Chenchiah. P. “Present Tendencies in Indian Religions,” in An Approach to India, ed. Milton Stauffer. New York: Missionary Education Movement of the United States and Canada. 1927.
Duewel, Wesley L. Revival Fire. Grand Rapids, Mich: Zondervan Trade Books, 1995.
Dyer, Helen S. Pandita Ramabai: A Great Life in Indian Missions. London: Pickering & Inglis, 1930.
Frykenberg, Robert Eric. Christianity in India: From Beginnings to the Present. Oxford: Oxford University Press, 2008.
Neill, Stephen. A History of Christian Missions. 2nd ed. London ; New York: Penguin Books, 1990.
Thank you Sandeep.
Indian Christian Theology has a lot to contribute especially in the realm of inter-religious dialogue and deep spiritual harmony with nature. Our “Cosmotheandric” vision can help enrich world Christianity as we keep struggling for the rights of the weakest of the weak in our society. I do hope the Church in India opens herself to sexual minorities and offers their broken lives in the altar of love as well.

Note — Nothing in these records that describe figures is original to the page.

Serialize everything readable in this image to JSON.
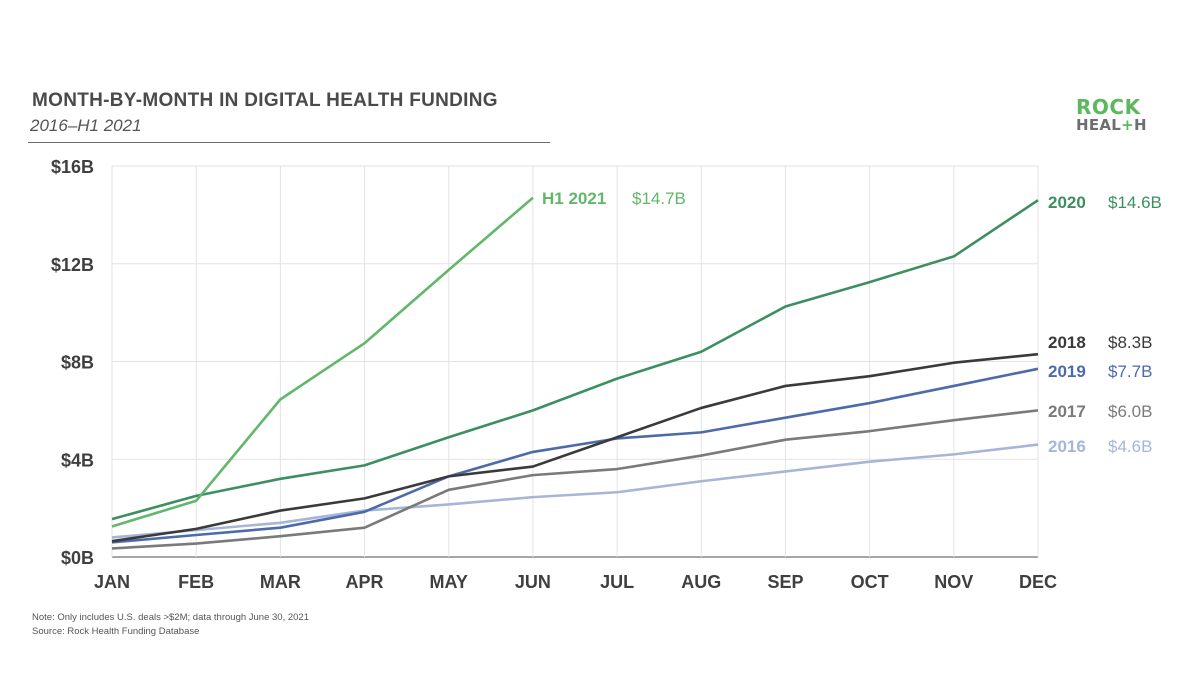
{
  "header": {
    "title": "MONTH-BY-MONTH IN DIGITAL HEALTH FUNDING",
    "subtitle": "2016–H1 2021"
  },
  "logo": {
    "line1": "ROCK",
    "line2_a": "HEAL",
    "line2_plus": "+",
    "line2_b": "H"
  },
  "footer": {
    "note": "Note: Only includes U.S. deals >$2M; data through June 30, 2021",
    "source": "Source: Rock Health Funding Database"
  },
  "chart_data": {
    "type": "line",
    "title": "MONTH-BY-MONTH IN DIGITAL HEALTH FUNDING",
    "subtitle": "2016–H1 2021",
    "xlabel": "",
    "ylabel": "",
    "categories": [
      "JAN",
      "FEB",
      "MAR",
      "APR",
      "MAY",
      "JUN",
      "JUL",
      "AUG",
      "SEP",
      "OCT",
      "NOV",
      "DEC"
    ],
    "yticks": [
      0,
      4,
      8,
      12,
      16
    ],
    "ytick_labels": [
      "$0B",
      "$4B",
      "$8B",
      "$12B",
      "$16B"
    ],
    "ylim": [
      0,
      16
    ],
    "grid": true,
    "legend": "end-of-line labels",
    "series": [
      {
        "name": "2016",
        "label_value": "$4.6B",
        "color": "#a6b6d6",
        "values": [
          0.8,
          1.1,
          1.4,
          1.9,
          2.15,
          2.45,
          2.65,
          3.1,
          3.5,
          3.9,
          4.2,
          4.6
        ]
      },
      {
        "name": "2017",
        "label_value": "$6.0B",
        "color": "#7a7a7a",
        "values": [
          0.35,
          0.55,
          0.85,
          1.2,
          2.75,
          3.35,
          3.6,
          4.15,
          4.8,
          5.15,
          5.6,
          6.0
        ]
      },
      {
        "name": "2018",
        "label_value": "$8.3B",
        "color": "#3a3a3a",
        "values": [
          0.65,
          1.15,
          1.9,
          2.4,
          3.3,
          3.7,
          4.9,
          6.1,
          7.0,
          7.4,
          7.95,
          8.3
        ]
      },
      {
        "name": "2019",
        "label_value": "$7.7B",
        "color": "#4d6aaa",
        "values": [
          0.6,
          0.9,
          1.2,
          1.85,
          3.3,
          4.3,
          4.85,
          5.1,
          5.7,
          6.3,
          7.0,
          7.7
        ]
      },
      {
        "name": "2020",
        "label_value": "$14.6B",
        "color": "#3d8f62",
        "values": [
          1.55,
          2.5,
          3.2,
          3.75,
          4.9,
          6.0,
          7.3,
          8.4,
          10.25,
          11.25,
          12.3,
          14.6
        ]
      },
      {
        "name": "H1 2021",
        "label_value": "$14.7B",
        "color": "#62b76a",
        "values": [
          1.25,
          2.3,
          6.45,
          8.75,
          11.75,
          14.7
        ]
      }
    ]
  }
}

Good article. The Indian Church and the Chinese Church are becoming two of the most influential. Sadly there is a lot of denominational representation in India. But there are many new house church movements that are under the Lord’s headship and work 100 percent.
Amazing article . . . praise God!
A great article by Sandeep. As director of the BC Christian Ashram retreat, founded by the missionary to India Dr. E Stanley Jones, I am fascinated by the mission work in India over the years. http://www.christianashram.org/ Dr. E Stanley Jones wrote the groundbreaking book in 1930 Christ of the Indian Road. During Jones’ lifetime, his 28 books were the most widely read spiritual books in the world.
I also loved the reference in Sandeep’s article to William Carey about whom I wrote an article: https://www.academia.edu/7094500/William_Carey_Educational_Pioneer
Thanks Ed – E. Stanley Jones’ Christ of the Indian Road is an important book. He wanted the Indian church to be a “voice” and not just an “echo.” That dream is yet to be fulfilled. Blessings.